Disadvantages include

  • Initial discomfort
  • Does not begin working right away, possible long delay  (2-6 weeks)

Proper use of capsaicin: 

  • It is advisable to put on a glove first to ensure against inadvertently rubbing the eyes or touching sensitive skin with fingers contaminated with the medicine.
  • Do not apply to broken skin.
  • Rub it into the skin of the affected area completely.
  • Capsaicin may sting at first. This burning usually lasts only lasts a few days, but for some users it may be quite some time before it dissipates.
  • The medicine must be applied every day. Skipping doses will not help and will in fact prolong the amount of time it takes before the burning reduces. Apply the medicine three to four times a day. Must continue be applied consistently several times a day

Isosorbide dinitrate: this is the spray used by people with heart conditions. It has recently been found to be effective in diabetic neuropathy. A study at Addenbrooke's Hospital in Cambridge ([2]) found that 50% of patients gained relief.

The authors concluded:  

"ISDN spray offers an alternative and effective pharmacological option in relieving overall pain and burning sensation in the management of painful diabetic neuropathy."

A recent Greek study ([3]) looking at treatment of post-operative pain after surgery for breast cancer, found that a combination of gabapentin (1200mg/day) and mexiletine (600mg/day) were ineffective in preventing chronic pain except burning pain which was reduced.

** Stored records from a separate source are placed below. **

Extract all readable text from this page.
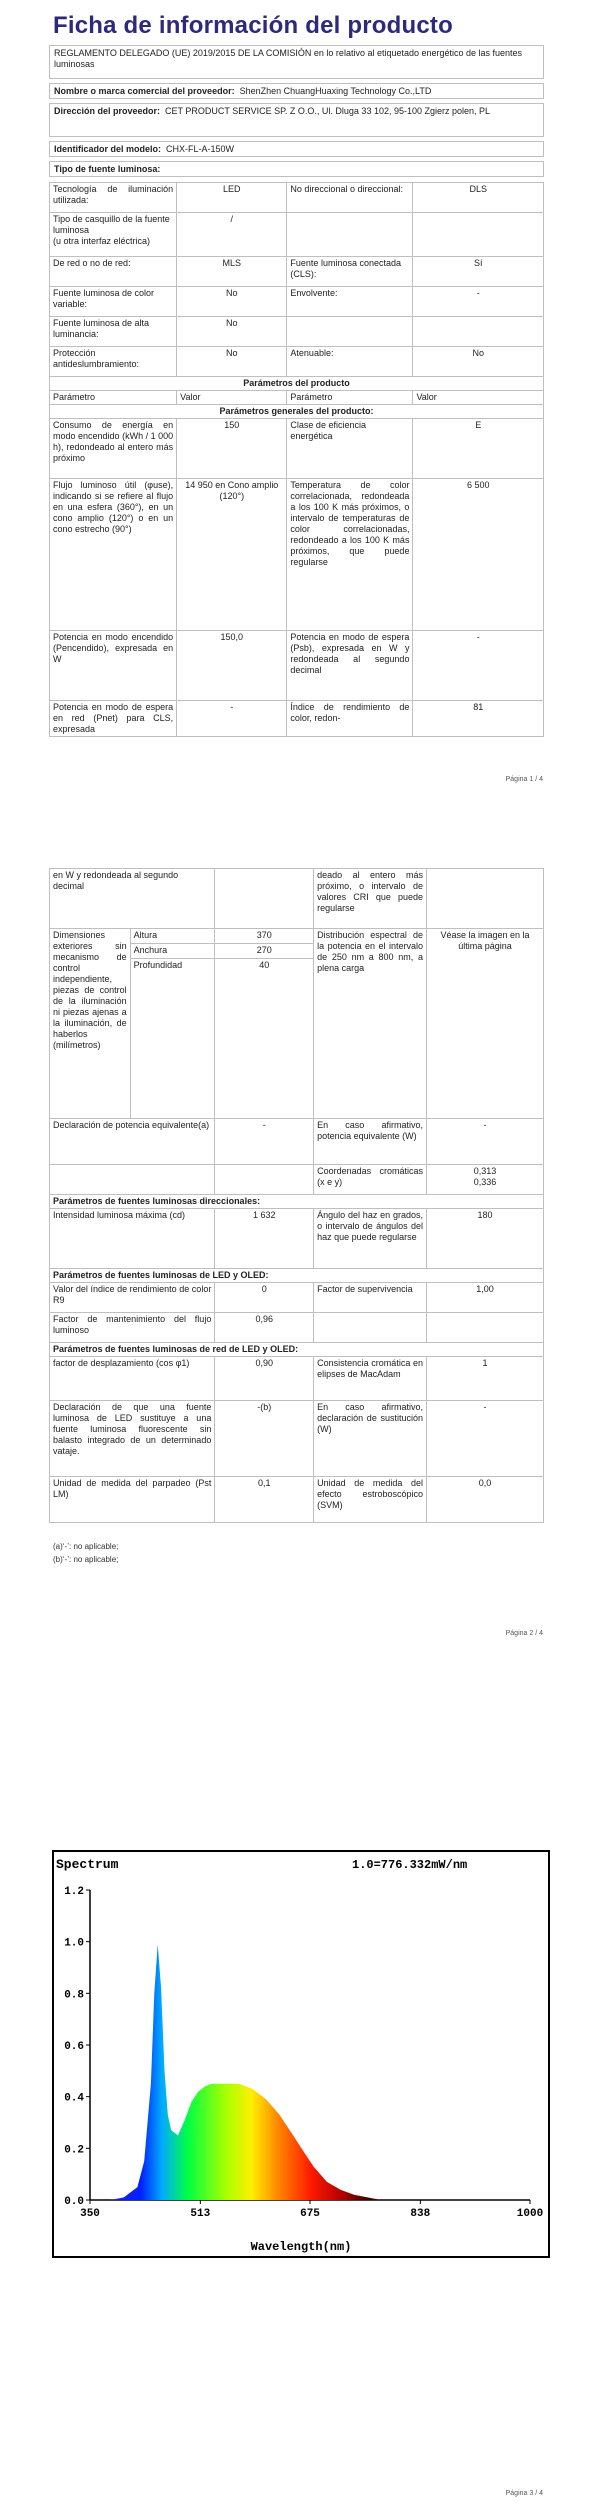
Ficha de información del producto
REGLAMENTO DELEGADO (UE) 2019/2015 DE LA COMISIÓN en lo relativo al etiquetado energético de las fuentes luminosas
Nombre o marca comercial del proveedor: ShenZhen ChuangHuaxing Technology Co.,LTD
Dirección del proveedor: CET PRODUCT SERVICE SP. Z O.O., Ul. Dluga 33 102, 95-100 Zgierz polen, PL
Identificador del modelo: CHX-FL-A-150W
Tipo de fuente luminosa:
Tecnología de iluminación utilizada:	LED	No direccional o direccional:	DLS
Tipo de casquillo de la fuente luminosa
(u otra interfaz eléctrica)	/		
De red o no de red:	MLS	Fuente luminosa conectada (CLS):	Sí
Fuente luminosa de color variable:	No	Envolvente:	-
Fuente luminosa de alta luminancia:	No		
Protección antideslumbramiento:	No	Atenuable:	No
Parámetros del producto			
Parámetro	Valor	Parámetro	Valor
Parámetros generales del producto:			
Consumo de energía en modo encendido (kWh / 1 000 h), redondeado al entero más próximo	150	Clase de eficiencia energética	E
Flujo luminoso útil (φuse), indicando si se refiere al flujo en una esfera (360°), en un cono amplio (120°) o en un cono estrecho (90°)	14 950 en Cono amplio (120°)	Temperatura de color correlacionada, redondeada a los 100 K más próximos, o intervalo de temperaturas de color correlacionadas, redondeado a los 100 K más próximos, que puede regularse	6 500
Potencia en modo encendido (Pencendido), expresada en W	150,0	Potencia en modo de espera (Psb), expresada en W y redondeada al segundo decimal	-
Potencia en modo de espera en red (Pnet) para CLS, expresada	-	Índice de rendimiento de color, redon-	81
Página 1 / 4
en W y redondeada al segundo decimal			deado al entero más próximo, o intervalo de valores CRI que puede regularse	
Dimensiones exteriores sin mecanismo de control independiente, piezas de control de la iluminación ni piezas ajenas a la iluminación, de haberlos (milímetros)	Altura	370	Distribución espectral de la potencia en el intervalo de 250 nm a 800 nm, a plena carga	Véase la imagen en la última página
	Anchura	270		
	Profundidad	40		
Declaración de potencia equivalente(a)		-	En caso afirmativo, potencia equivalente (W)	-
			Coordenadas cromáticas (x e y)	0,313
0,336
Parámetros de fuentes luminosas direccionales:				
Intensidad luminosa máxima (cd)		1 632	Ángulo del haz en grados, o intervalo de ángulos del haz que puede regularse	180
Parámetros de fuentes luminosas de LED y OLED:				
Valor del índice de rendimiento de color R9		0	Factor de supervivencia	1,00
Factor de mantenimiento del flujo luminoso		0,96		
Parámetros de fuentes luminosas de red de LED y OLED:				
factor de desplazamiento (cos φ1)		0,90	Consistencia cromática en elipses de MacAdam	1
Declaración de que una fuente luminosa de LED sustituye a una fuente luminosa fluorescente sin balasto integrado de un determinado vataje.		-(b)	En caso afirmativo, declaración de sustitución (W)	-
Unidad de medida del parpadeo (Pst LM)		0,1	Unidad de medida del efecto estroboscópico (SVM)	0,0
(a)‘-’: no aplicable;
(b)‘-’: no aplicable;
Página 2 / 4
0.0
0.2
0.4
0.6
0.8
1.0
1.2
350	513	675	838	1000
Spectrum	1.0=776.332mW/nm
Wavelength(nm)
Página 3 / 4
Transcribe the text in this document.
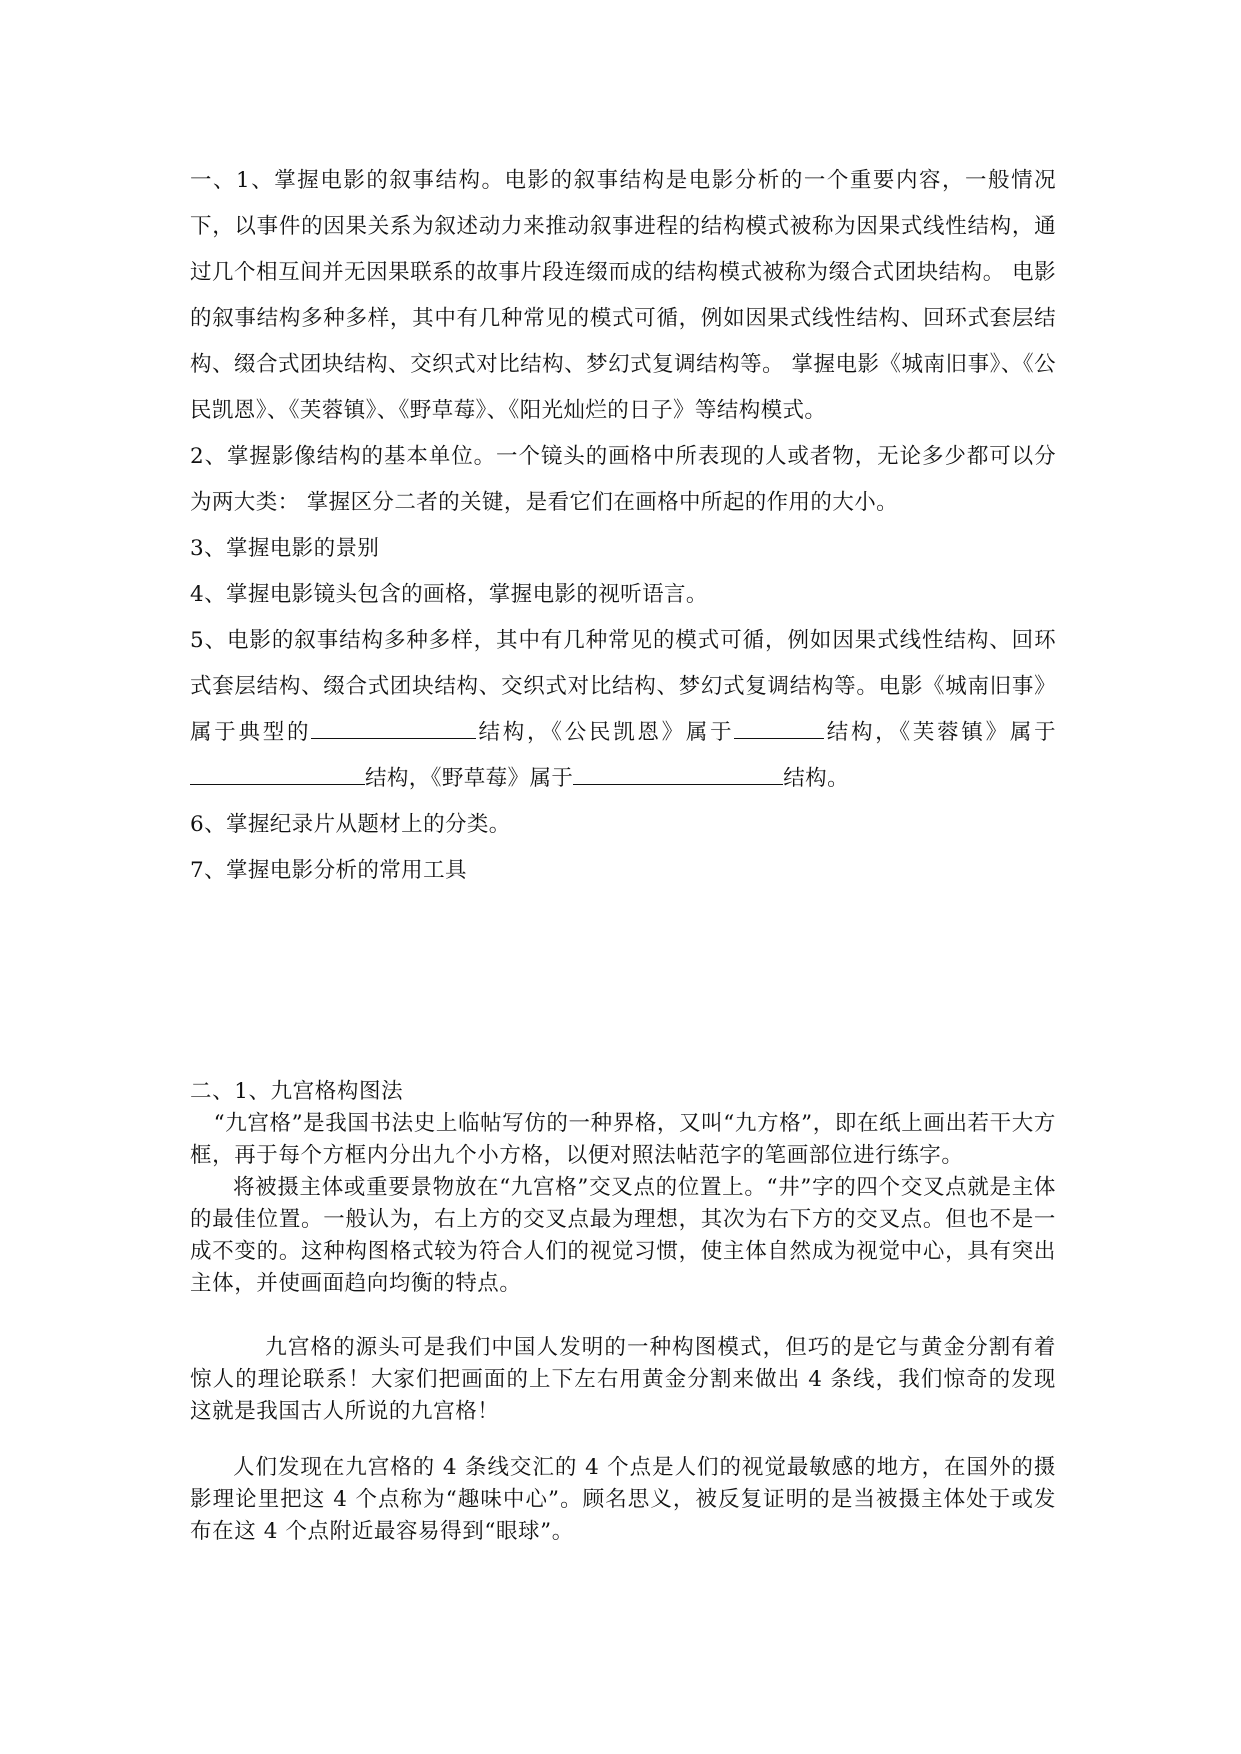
一、1、掌握电影的叙事结构。电影的叙事结构是电影分析的一个重要内容，一般情况下，以事件的因果关系为叙述动力来推动叙事进程的结构模式被称为因果式线性结构，通过几个相互间并无因果联系的故事片段连缀而成的结构模式被称为缀合式团块结构。 电影的叙事结构多种多样，其中有几种常见的模式可循，例如因果式线性结构、回环式套层结构、缀合式团块结构、交织式对比结构、梦幻式复调结构等。 掌握电影《城南旧事》、《公民凯恩》、《芙蓉镇》、《野草莓》、《阳光灿烂的日子》等结构模式。

2、掌握影像结构的基本单位。一个镜头的画格中所表现的人或者物，无论多少都可以分为两大类： 掌握区分二者的关键，是看它们在画格中所起的作用的大小。

3、掌握电影的景别

4、掌握电影镜头包含的画格，掌握电影的视听语言。

5、电影的叙事结构多种多样，其中有几种常见的模式可循，例如因果式线性结构、回环式套层结构、缀合式团块结构、交织式对比结构、梦幻式复调结构等。电影《城南旧事》属于典型的	结构，《公民凯恩》属于	结构，《芙蓉镇》属于结构，《野草莓》属于	结构。

6、掌握纪录片从题材上的分类。

7、掌握电影分析的常用工具

二、1、九宫格构图法

“九宫格”是我国书法史上临帖写仿的一种界格，又叫“九方格”，即在纸上画出若干大方框，再于每个方框内分出九个小方格，以便对照法帖范字的笔画部位进行练字。

将被摄主体或重要景物放在“九宫格”交叉点的位置上。“井”字的四个交叉点就是主体的最佳位置。一般认为，右上方的交叉点最为理想，其次为右下方的交叉点。但也不是一成不变的。这种构图格式较为符合人们的视觉习惯，使主体自然成为视觉中心，具有突出主体，并使画面趋向均衡的特点。

九宫格的源头可是我们中国人发明的一种构图模式，但巧的是它与黄金分割有着惊人的理论联系！大家们把画面的上下左右用黄金分割来做出 4 条线，我们惊奇的发现这就是我国古人所说的九宫格！

人们发现在九宫格的 4 条线交汇的 4 个点是人们的视觉最敏感的地方，在国外的摄影理论里把这 4 个点称为“趣味中心”。顾名思义，被反复证明的是当被摄主体处于或发布在这 4 个点附近最容易得到“眼球”。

However, an animal study ([4]) showed that mexiletine was effective in a model of neuropathic pain (spared nerve injury) in reducing both cold allodynia and mechanical hyperalgesia, with the most distinct and prolonged effect on mechanical allodynia.


Some patients have found that the troublesome nocturnal muscle cramps may be relieved by quinine, found in drinks such as Indian Tonic Water. 

[1] McCleane G Br J Clin Pharmacol 2000 Jun; 49(6):574-9 Topical application of doxepin hydrochloride, capsaicin and a combination of both produces analgesia in chronic human neuropathic pain: a randomized, double-blind, placebo-controlled study.

[2] Yuen KC, Baker NR, Rayman G. Diabetes Care 2002 Oct; 25(10):1699-703 Treatment of Chronic Painful Diabetic Neuropathy With Isosorbide Dinitrate Spray: A double-blind placebo-controlled cross-over study.

[3] Fassoulaki A, Patris K, Sarantopoulos C, Hogan Q. Anesth Analg 2002 Oct; 95(4):985-91, The analgesic effect of gabapentin and mexiletine after breast surgery for cancer.

[4] Erichsen HK, Blackburn-Munro G. Pain 2002 Jul; 98(1-2):151-61 Pharmacological characterisation of the spared nerve injury model of neuropathic pain.